Suppose we have a table with four columns, ['date', 'customer_id', 'order_num', 'order_amount_dollars']
.
date | customer_id | order_num | order_amount_dollars | |
---|---|---|---|---|
1 | 2019-08-01 | 1 | 1 | 30 |
2 | 2019-08-05 | 2 | 2 | 40 |
3 | 2019-09-01 | 1 | 3 | 30 |
4 | 2019-09-07 | 3 | 4 | 50 |
We are interested in calculating the monthly customer retention between the most recent month and the of the cohort for each month cohort. Rows should represent the year and month a customer group signed up and columns should be the time series of monthly retention.
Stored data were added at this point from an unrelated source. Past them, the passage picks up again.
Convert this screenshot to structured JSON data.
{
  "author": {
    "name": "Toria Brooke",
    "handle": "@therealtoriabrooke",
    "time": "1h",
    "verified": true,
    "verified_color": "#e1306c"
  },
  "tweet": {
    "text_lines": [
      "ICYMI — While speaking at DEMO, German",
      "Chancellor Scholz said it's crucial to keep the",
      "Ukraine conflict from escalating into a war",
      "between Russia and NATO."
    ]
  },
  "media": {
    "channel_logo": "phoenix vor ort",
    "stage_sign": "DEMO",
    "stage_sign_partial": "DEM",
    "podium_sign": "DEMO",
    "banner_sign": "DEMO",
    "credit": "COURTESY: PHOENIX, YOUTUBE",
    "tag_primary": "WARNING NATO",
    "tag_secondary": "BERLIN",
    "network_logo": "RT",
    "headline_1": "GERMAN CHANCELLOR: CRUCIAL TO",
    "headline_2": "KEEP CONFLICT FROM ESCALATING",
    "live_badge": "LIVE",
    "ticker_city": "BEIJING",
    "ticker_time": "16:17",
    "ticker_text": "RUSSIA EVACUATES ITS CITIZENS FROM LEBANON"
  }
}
The resulting DataFrame could look like
201901 | 201902 | 201903 | 201904 | |
---|---|---|---|---|
201901 | 1.0 | 0.5 | 0.4 | 0.2 |
201902 | 0.0 | 1.0 | 0.6 | 0.5 |
201903 | 0.0 | 0.0 | 1.0 | 0.7 |
Task: Write a function customer_retention_month_cohort(df)
which takes a dataframe as above and returns a pandas DataFrame where the index is the year and month of the cohort and the columns are the retention from the original cohort year and month.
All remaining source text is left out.